Thinking about a big move, but not sure where to go? Dwellr, an app developed by the U.S. Census Bureau, might be able to help. Dwellr will ask you a series of questions about your age, stage of life, and interests, and then matches you with a list of cities that fit your preferences. Everything from city size, culture, and age demographics to climate and public transit comes into play, giving you a much better idea of what city or town should be your next home.
Blog articles and Pinterest boards can be biased and romanticized, creating one-sided or unrealistic expectations for those moving into new areas. Downloading Dwellr and answering a few questions is a great way to see if you’re moving to a city that really jives with your goals and priorities.
3. Walk Score
Once you’ve narrowed your search to a city or area, WalkScore.com will help you to choose a neighborhood with great “walkability.” Walk Score ranks neighborhoods based on their proximity to area resources and entertainment.
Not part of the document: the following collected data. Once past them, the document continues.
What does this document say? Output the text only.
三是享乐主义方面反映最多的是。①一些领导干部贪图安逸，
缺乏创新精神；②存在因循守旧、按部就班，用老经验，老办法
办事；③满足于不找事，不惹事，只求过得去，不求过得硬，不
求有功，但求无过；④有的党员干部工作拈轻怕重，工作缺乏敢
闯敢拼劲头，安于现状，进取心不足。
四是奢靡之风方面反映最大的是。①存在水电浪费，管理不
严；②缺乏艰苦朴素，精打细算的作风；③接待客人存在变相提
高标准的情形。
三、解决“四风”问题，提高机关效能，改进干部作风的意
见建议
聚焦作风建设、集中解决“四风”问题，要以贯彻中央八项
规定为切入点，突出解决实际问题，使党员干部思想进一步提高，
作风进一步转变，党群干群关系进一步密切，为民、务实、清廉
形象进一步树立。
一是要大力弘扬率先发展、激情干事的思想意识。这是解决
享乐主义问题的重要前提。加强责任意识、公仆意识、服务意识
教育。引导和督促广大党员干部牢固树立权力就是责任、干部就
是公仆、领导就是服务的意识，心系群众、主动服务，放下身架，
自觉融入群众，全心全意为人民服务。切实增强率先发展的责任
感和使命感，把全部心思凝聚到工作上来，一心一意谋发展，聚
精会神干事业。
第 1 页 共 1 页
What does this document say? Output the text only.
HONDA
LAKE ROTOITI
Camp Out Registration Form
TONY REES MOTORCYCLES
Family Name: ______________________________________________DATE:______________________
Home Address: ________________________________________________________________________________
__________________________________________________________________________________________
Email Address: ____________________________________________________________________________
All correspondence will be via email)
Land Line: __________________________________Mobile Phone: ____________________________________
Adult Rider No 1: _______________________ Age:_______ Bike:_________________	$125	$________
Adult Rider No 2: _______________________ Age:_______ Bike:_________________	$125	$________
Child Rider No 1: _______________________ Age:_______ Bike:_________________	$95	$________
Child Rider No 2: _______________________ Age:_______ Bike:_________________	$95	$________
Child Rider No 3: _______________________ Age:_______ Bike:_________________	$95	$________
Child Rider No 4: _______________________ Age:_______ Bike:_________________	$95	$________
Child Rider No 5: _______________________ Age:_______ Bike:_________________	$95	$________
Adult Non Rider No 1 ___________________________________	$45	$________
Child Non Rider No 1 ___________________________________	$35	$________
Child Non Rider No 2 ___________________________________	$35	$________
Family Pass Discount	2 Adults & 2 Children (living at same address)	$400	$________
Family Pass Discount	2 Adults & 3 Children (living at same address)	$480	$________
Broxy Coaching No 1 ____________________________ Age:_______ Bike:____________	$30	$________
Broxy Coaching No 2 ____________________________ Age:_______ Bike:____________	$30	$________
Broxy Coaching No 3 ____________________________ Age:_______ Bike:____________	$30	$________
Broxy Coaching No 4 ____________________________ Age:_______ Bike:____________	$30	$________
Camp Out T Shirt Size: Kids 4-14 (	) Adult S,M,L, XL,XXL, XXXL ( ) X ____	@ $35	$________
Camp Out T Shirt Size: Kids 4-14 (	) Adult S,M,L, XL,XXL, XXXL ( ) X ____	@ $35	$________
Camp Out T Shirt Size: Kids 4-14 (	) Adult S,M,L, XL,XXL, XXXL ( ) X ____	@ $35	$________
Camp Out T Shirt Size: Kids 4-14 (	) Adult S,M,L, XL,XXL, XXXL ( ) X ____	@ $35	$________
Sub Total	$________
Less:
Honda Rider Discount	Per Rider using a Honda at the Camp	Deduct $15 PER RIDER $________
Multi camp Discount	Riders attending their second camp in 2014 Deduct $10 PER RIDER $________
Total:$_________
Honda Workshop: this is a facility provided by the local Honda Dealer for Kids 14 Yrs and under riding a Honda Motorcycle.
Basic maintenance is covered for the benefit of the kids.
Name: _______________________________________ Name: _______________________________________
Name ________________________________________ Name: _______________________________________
If you want to be able to take the family out or have some weekend fun without loading up the station wagon, this often-overlooked criterion could have a huge impact on how much you enjoy your new home.
Walk Score’s map shows the kinds of establishments within walking distance from any given neighborhood or address. Depending on your stage of life, having access to parks, schools, coffee shops and grocery stores could end up being a deal-breaker, so be sure to use this quick tool to make sure you don’t have to drive across town to get to the places you love most.
4. Great Schools
Getting ready to move your family? It’s no mystery that all schools are not created equal. Set your children up for success by choosing a home where they can grow up in a high-quality learning environment. If you’re not familiar with the schools in the area, GreatSchools.org is a good first step. A Great Schools rating is based on Academics, Equity, and Environment and its scores are determined by comparing things like test scores and demographics to state averages. Based on where a school stands in relation to others in the city/state/country in each area, it is given a ranking between 1 and 10.
My recommendation is to dig a little deeper into the specifics before letting a low rating scare you away. Just like choosing a home, deciding where to send your kids is a complicated process. Take a look at each school’s strengths and weaknesses and read some of the user reviews to determine whether it will be a good fit for your family. A school may be weak in the arts, but strong in STEM, or vice-versa. Maybe a school has younger faculty, but has an ethnically diverse student body. Talk with your spouse and/or children about what you want in a school system and make an educated decision.
Once again, these tools can prove to be very helpful in buying or selling a home, but without an experienced and trustworthy agent, you may have a hard time finding the best blend of your most important criteria. Your agent can help you make sense of the many important factors in this big decision, making the process a little less stressful and a whole lot more rewarding.